The pulp mill, if it proceeds, will be a disaster for the environment: estimates indicate it will consume millions of tonnes of native forest, which will destroy the habitat of many rare and threatened species such as the Tasmanian wedge tailed eagle, the orange bellied parrot and the spotted tailed quoll.
It has been estimated that the mill will discharge up to 140 tonnes of toxic organochlorins into Bass Strait every year. Organochlorins contain a small amount of dioxins and furans, some of the most toxic chemicals known to science. The pulp mill would also use 26 million litres of fresh water a year, adding to the risk that if the drought continues Launceston could be forced to adopt household water restrictions.

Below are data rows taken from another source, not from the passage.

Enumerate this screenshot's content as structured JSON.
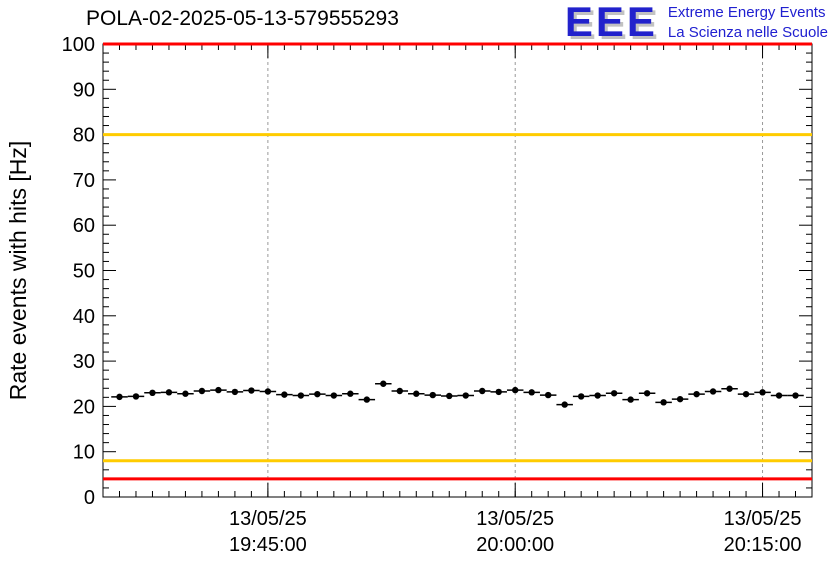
{
  "header": {
    "logo": {
      "text": "EEE",
      "line1": "Extreme Energy Events",
      "line2": "La Scienza nelle Scuole",
      "accent_color": "#2222cc"
    }
  },
  "chart_data": {
    "type": "scatter",
    "title": "POLA-02-2025-05-13-579555293",
    "ylabel": "Rate events with hits [Hz]",
    "xlabel": "",
    "ylim": [
      0,
      100
    ],
    "y_major_step": 10,
    "y_minor_step": 2,
    "x_minutes_range": [
      0,
      43
    ],
    "x_minor_step_minutes": 1,
    "x_major_ticks": [
      {
        "t": 10,
        "date": "13/05/25",
        "time": "19:45:00"
      },
      {
        "t": 25,
        "date": "13/05/25",
        "time": "20:00:00"
      },
      {
        "t": 40,
        "date": "13/05/25",
        "time": "20:15:00"
      }
    ],
    "grid_color": "#999999",
    "grid_vertical_dashed": true,
    "legend": "none",
    "threshold_lines": [
      {
        "y": 100,
        "color": "#ff0000"
      },
      {
        "y": 80,
        "color": "#ffcc00"
      },
      {
        "y": 8,
        "color": "#ffcc00"
      },
      {
        "y": 4,
        "color": "#ff0000"
      }
    ],
    "marker_color": "#000000",
    "marker_size": 3.2,
    "x_error_minutes": 0.5,
    "y_error_hz": 0.6,
    "points_t_minutes": [
      1,
      2,
      3,
      4,
      5,
      6,
      7,
      8,
      9,
      10,
      11,
      12,
      13,
      14,
      15,
      16,
      17,
      18,
      19,
      20,
      21,
      22,
      23,
      24,
      25,
      26,
      27,
      28,
      29,
      30,
      31,
      32,
      33,
      34,
      35,
      36,
      37,
      38,
      39,
      40,
      41,
      42
    ],
    "points_hz": [
      22.1,
      22.2,
      23.0,
      23.1,
      22.8,
      23.4,
      23.6,
      23.2,
      23.5,
      23.3,
      22.6,
      22.4,
      22.7,
      22.4,
      22.8,
      21.5,
      25.0,
      23.4,
      22.8,
      22.5,
      22.3,
      22.4,
      23.4,
      23.2,
      23.6,
      23.1,
      22.5,
      20.4,
      22.2,
      22.4,
      22.9,
      21.5,
      22.9,
      20.9,
      21.6,
      22.7,
      23.3,
      23.9,
      22.7,
      23.1,
      22.4,
      22.4
    ]
  }
}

Tasmanians are angry at the state government's approval process of the mill. The controversy was triggered by Premier Paul Lennon's decision to allow Gunns to back out of the legally mandated assessment process being conducted by the Resource, Planning and Development Commission.
The fight over the pulp mill is important because if it is allowed to proceed, the rate of logging in Tasmania's native forests will be greatly expanded and would lock Tasmania into the logging industry for decades.
We cannot allow companies, such as Gunns, to be given control over our natural resources in order exploit them and make mega-bucks for corporate elites in the process.
Capitalism, an economic and political system based on the never-ending expansion of the production of commodities for sale, is incompatible with preserving an ecological balance of the planet. It is increasingly clear to many that the Earth cannot sustain an economic system that systematically plunders and poisons, and that we have to act now before it's too late.
Protest movements, such as the 1982 blockade of the Hydro Electric Commission's (HEC) Franklin River dam, have often successfully resisted some gross environmental attacks — in this case by a state government hell bent on sourcing energy without concern for the environmental devestation.
The dam would have resulted in the total destruction of the Franklin River, one of Australia's last wild river systems.
Some $60 million had already been spent on construction of the dam, and it seemed as though the river was doomed. However on November 14, 1982, the Wilderness Society organised a blockade of the dam construction site after the conservative Fraser federal government announced it had no plans to intervene. In conjunction with the blockade, mass rallies were organised drawing widespread support.
The Franklin River blockaders halted construction in any way they could — including occupations and impeding machinery. In February 1983, a rally in Hobart opposing the Franklin River dam attracted 20,000 people. Finally, in March 1983, the Hawke Labor government was elected on a promise to halt the dam's construction, and soon after it regulated to disallow HEC work in the World Heritage Area.
The lesson from the successful campaign to save the Franklin River is that mass struggles against the profits-first agendas of government and big business can be won, but persistence is essential.
Given the bipartisan support for Gunns' polluting pulp mill, stopping this disaster will not happen at the ballot box on November 24 (although the Greens and the Socialist Alliance, which oppose the mill, should be supported). Rather, the Franklin Dam victory should remind us all that it was the sustained campaign organised by activists that forced the ALP's hand. It will be the same again in the Tamar Valley.